When I move past the window, I spot Mum in the garden. She’s got her back to me, her hands holding something I can’t see. The boots squared firmly on the edge of the lawn. She’s bent over slightly, as if she’s studying something on the ground, but she’s not moving.
Then I see it. The flash of red.
I run for the door.
She’d put a garden fork right through her foot. I find her, literally pinned to the earth by a stainless steel prong, right through the boot to the rotten worms underneath. The rose plant lays dusty and crumpled on it’s side.
When I get to her I’m panting. She’s panting, in sharp ragged breaths.
I try to keep my voice even as I ring for an ambulance, but I can hear the fear pushing through every time I take a breath.
‘Help’s coming,’ I tell her, dropping the phone to the ground. I wrap my arms around her back, covering her hands with my own. ‘‘It’s okay, Mum, it’s okay … just … PLEASE DON’T MOVE!’
Her lips are quivering, as she gives me a slight nod.
We both grip tightly to the handle of the fork, our hands shaking, and watch her blood spill into the earth.
Later, at the hospital, I paint on a new fake smile.
‘Way to get out of doing your exercise, love,’ Tony says, his voice tight with worry. She tips her face up to him to be kissed.
I edge towards the bed. ‘Really stabbed yourself in the foot this time, Mum.’
Her face is pale, almost grey. I have to put my ear close to her mouth to hear her soft, raspy whisper.
‘I wanted to plant the rose,’ she says, her cold hand slipping into mine. ‘I could feel the sun … not just see it … and I looked up at the sky and …’ She flops back onto the pillows in frustration. ‘Those damn pills fog up my head.’ She studies my eyes for an extra beat, ‘I’m sorry I’ve been so messed up.’
I open my mouth to say something, but she waves her arm to shush me.
She pulls me against her, and for the second time that day I feel her flesh beneath my hands. I blink at the bandage wrapped around her foot and remember what Jack said about worms in her head.
I have a memory then, of walking barefoot on a beach at low tide, Mum’s skirt whipping like a tornado around her legs as she watched Nat poke her toe in the coiled lugworm casts that dotted the sand. When Mum laughed and told her it was their poo, Nat shrieked, hopping from one leg to the other back up the beach.
I pray the garden fork has dug out the worms and let the poison out, to sink into the soil along with her blood.
I pull away from her embrace. ‘Nat says the sky looks bigger in Australia apparently.’ I use my sleeve to dry my face.
I feel Tony’s hand on my shoulder; he gives it a gentle squeeze.
The exam hall reminds me of home; like it’s waiting to suck us in or spit us out, I’m not sure which. The only sound is the soft pad of footsteps and nerves.
I find a seat at the back and stare hard at the desk, pulling at a hangnail with my teeth and making it bleed. Jack turns to find me and winks. I give him a tight grin, a bloody thumbs up. When we’re instructed to start, I turn the paper over, the lick of blood on my thumb smudging at its corner.

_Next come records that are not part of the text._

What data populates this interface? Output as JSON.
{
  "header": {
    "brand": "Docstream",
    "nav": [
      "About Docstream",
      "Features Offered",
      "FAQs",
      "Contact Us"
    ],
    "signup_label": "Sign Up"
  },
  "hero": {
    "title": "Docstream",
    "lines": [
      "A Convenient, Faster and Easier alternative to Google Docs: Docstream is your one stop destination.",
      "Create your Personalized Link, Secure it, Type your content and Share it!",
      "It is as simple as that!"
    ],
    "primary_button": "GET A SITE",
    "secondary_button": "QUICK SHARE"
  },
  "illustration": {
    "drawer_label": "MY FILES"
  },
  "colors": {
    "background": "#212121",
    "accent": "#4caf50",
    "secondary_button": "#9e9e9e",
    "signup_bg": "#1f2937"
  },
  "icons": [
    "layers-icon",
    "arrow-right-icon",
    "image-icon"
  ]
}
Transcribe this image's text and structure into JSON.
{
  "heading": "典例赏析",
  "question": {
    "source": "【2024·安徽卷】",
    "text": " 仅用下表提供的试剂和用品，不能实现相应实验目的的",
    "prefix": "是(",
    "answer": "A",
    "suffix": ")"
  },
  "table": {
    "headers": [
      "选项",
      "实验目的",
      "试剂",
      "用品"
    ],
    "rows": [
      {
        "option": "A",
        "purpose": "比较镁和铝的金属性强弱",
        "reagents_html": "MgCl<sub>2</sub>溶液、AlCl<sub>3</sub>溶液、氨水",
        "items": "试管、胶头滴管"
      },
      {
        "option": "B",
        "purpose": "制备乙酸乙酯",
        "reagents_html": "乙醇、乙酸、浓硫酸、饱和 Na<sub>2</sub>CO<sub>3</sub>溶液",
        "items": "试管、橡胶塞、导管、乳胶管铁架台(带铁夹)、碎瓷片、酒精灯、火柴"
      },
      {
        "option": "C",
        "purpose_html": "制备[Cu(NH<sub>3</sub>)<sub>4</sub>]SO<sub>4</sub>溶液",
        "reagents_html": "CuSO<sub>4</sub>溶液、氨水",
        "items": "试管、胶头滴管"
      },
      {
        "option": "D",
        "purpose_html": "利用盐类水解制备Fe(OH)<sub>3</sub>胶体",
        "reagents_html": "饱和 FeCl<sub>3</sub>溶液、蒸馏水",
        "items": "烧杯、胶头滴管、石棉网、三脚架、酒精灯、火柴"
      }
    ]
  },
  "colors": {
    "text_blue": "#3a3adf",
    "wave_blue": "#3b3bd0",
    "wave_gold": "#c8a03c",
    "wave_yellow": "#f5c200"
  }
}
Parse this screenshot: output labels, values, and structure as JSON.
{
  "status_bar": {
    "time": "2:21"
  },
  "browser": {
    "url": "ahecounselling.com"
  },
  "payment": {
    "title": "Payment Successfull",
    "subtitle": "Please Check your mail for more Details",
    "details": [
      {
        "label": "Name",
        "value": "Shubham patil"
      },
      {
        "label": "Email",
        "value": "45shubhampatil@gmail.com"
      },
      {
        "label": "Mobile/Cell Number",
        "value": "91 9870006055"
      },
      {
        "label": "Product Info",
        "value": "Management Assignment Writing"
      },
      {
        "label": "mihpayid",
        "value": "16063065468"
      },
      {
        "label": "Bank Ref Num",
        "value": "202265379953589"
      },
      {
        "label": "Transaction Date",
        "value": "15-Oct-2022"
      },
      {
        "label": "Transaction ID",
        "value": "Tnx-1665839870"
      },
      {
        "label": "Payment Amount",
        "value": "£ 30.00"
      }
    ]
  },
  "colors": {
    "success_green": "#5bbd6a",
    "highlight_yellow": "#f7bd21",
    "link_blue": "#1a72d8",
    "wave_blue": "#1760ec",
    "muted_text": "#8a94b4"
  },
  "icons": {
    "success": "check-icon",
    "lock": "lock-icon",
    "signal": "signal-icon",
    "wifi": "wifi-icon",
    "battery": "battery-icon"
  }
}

She’s waiting for me when I get off the bus.
I point to the surgical boot strapped to her foot, the walking stick in her hand. ‘Nice!’
She bends her hip in a pose and lets out a soft laugh. ‘So?’ She gives me a soft nudge. ‘How was it?’
I bite down hard on an ‘F’. I try to think of another word, but this time it feels like the truth.
‘Fine,’ I say. ‘Actually … I think it was fine.’
I can feel her wrist vibrate as I let her take hold of my arm.
‘Time to move.’ She taps the walking stick on the ground. ‘Let’s go.’
We move slowly, both of us together, working the blackness out with a thump and a drag.